Describe your task. Where is it located? What is the mathematical question? How can you solve it?
The task requests the calculation of the area of a surface identified by the marker strips delimiting a traffic island. It is clear that the area can be identified as a triangle, but it is also clear that it is not possible to measure directly any of the three heights of the triangle, because of the presence of plants and shrubs in the flowerbed inside the traffic island, which make it inaccessible. Therefore, to solve the task, it is possible to use trigonometry, and in particular to generalize of the formula for calculating the area of a right-angled triangle. By measuring the lengths of two sides of the triangle with a ruler or string, and measuring the angle between them with a goniometer, the student will be able to calculate the area required. An alternative way of solving the problem can be based on the use of the formula: A = ½*a*c*sin
What are the learning objectives of this task? What could students learn while working on this task?
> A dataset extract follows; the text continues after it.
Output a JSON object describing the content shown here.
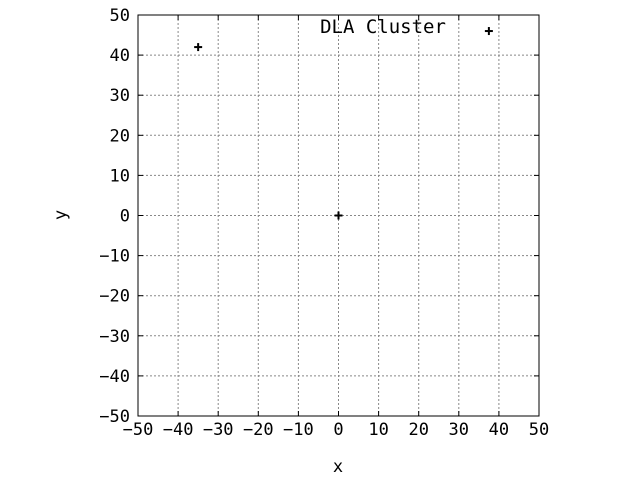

From the didactic point of view, the task requires for a reflection about the best and most practicable way of solution (which sometimes does not coincide with the initial idea). The task is an invitation for the student to critically compare different solving strategies, to reflect on the necessity of knowing several methods and formulas that allow to reach the same objective, since often each of them is based on different assumptions and needs, in our case on the impossibility of making an internal measurement of the geometric figure.
Do you have any other comments on MathCityMap?
I believe that MathCityMap truly offers an authentic context for learning mathematics and I am sure I will continue to use it in the near future.